Tesseract OCR开源项目

作者: admin 分类: 屏幕取词发布时间: 2013-04-18 12:56 ė6,293 浏览数 6没有评论

最近，项目中需要使用基于图像识别验证码的技术，初步探索尝试了一下开源的Tesseract OCR项目。该项目简介如下：

This package contains the Tesseract Open Source OCR Engine. Orignally developed at Hewlett Packard Laboratories Bristol and at Hewlett Packard Co, Greeley Colorado.

The Tesseract OCR engine was one of the top 3 engines in the 1995 UNLV Accuracy test. Between 1995 and 2006 it had little work done on it, but it is probably one of the most accurate open source OCR engines available. The source code will read a binary, grey or color image and output text. A tiff reader is built in that will read uncompressed TIFF images, or libtiff can be added to read compressed images.

Tesseract 是一款开源的光学字符串识别（OCR）项目，能够识别图像验证码。比如存在一个格式为TIF的文字图片，Tesseract能够识别出该图片中的文字，将识别到的文字写入到一个文本文件中，识别效果很不错。如果想要识别不同语言的文字图像，需要下载响应的支持包，才能让Tesseract识别更多格式的图像。

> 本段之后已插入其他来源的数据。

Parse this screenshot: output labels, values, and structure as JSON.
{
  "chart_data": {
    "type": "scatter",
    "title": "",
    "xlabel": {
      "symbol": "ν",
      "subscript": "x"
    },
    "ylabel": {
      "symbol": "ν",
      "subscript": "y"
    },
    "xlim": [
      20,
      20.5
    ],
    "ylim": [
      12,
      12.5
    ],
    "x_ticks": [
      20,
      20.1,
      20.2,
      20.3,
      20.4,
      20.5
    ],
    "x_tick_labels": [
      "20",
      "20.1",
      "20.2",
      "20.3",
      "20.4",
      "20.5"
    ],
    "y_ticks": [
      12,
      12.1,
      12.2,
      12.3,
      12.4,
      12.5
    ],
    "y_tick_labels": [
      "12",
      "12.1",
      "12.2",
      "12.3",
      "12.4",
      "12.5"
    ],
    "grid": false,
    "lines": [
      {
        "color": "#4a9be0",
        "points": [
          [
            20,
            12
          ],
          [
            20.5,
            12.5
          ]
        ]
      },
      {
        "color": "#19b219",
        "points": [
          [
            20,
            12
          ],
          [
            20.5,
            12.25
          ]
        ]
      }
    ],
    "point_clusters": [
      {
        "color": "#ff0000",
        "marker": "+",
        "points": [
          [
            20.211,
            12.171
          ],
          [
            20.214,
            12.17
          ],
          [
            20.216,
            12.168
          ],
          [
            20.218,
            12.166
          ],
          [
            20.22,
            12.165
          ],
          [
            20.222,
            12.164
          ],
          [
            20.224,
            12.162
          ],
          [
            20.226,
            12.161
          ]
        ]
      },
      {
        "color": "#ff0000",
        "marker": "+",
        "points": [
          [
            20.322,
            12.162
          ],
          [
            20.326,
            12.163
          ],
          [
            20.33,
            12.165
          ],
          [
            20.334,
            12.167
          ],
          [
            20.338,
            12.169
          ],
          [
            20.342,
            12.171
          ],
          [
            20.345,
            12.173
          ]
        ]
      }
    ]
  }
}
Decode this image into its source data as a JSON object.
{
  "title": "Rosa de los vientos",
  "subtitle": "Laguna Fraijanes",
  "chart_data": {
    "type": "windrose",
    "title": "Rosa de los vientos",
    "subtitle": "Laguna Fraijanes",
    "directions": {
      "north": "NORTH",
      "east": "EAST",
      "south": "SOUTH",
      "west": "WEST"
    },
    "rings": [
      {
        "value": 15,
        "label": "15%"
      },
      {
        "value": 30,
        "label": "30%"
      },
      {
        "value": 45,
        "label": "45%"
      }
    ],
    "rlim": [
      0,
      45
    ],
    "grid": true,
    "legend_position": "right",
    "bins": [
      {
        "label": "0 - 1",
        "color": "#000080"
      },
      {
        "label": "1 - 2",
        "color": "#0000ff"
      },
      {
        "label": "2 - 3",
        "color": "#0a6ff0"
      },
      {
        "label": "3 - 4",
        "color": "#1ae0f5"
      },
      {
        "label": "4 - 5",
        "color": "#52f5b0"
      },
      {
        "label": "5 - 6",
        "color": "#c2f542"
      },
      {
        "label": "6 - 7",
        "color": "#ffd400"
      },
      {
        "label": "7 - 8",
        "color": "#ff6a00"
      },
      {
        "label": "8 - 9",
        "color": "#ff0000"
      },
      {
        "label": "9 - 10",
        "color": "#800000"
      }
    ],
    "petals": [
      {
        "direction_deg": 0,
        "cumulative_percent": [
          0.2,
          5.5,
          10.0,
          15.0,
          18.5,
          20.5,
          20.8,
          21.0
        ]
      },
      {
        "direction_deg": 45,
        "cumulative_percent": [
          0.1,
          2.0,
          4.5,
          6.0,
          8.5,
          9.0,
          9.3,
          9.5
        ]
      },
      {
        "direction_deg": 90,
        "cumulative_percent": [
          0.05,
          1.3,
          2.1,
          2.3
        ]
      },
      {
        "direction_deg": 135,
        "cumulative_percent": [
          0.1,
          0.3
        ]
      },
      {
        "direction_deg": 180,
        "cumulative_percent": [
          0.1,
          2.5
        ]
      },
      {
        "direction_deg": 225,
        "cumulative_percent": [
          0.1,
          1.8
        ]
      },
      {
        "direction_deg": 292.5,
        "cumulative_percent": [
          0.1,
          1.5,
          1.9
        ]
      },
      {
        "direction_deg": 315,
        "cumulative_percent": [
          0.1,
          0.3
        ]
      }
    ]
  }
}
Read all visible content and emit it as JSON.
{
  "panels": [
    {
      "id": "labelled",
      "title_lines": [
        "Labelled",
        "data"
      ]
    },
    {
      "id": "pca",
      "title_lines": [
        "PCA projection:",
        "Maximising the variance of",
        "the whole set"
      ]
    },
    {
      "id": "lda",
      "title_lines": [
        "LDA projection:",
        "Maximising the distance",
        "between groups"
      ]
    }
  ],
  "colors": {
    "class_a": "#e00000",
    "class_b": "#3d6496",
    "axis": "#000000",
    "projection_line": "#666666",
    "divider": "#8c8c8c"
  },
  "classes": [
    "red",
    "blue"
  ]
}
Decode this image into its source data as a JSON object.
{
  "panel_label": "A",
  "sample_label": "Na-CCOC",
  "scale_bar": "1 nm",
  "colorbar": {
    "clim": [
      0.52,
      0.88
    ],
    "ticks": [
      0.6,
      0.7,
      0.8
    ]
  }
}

Tesseract项目地址为：http://code.google.com/p/tesseract-ocr/，可以通过下载开源发行包，或者到该项目网站了解更多信息。

下载当前较新的2.0.4版本，下载地址为http://tesseract-ocr.googlecode.com/files/tesseract-2.04.tar.gz。我不清楚，是否是我所在的网络有问题，下载过程中数据包丢失，还是其它原因，按照该项目网站上说明，没有成功安装好，经过仔细阅读文档及其项目网站上的FAQ，终于找到了问题的原因。现在把配置过程简单做个记录。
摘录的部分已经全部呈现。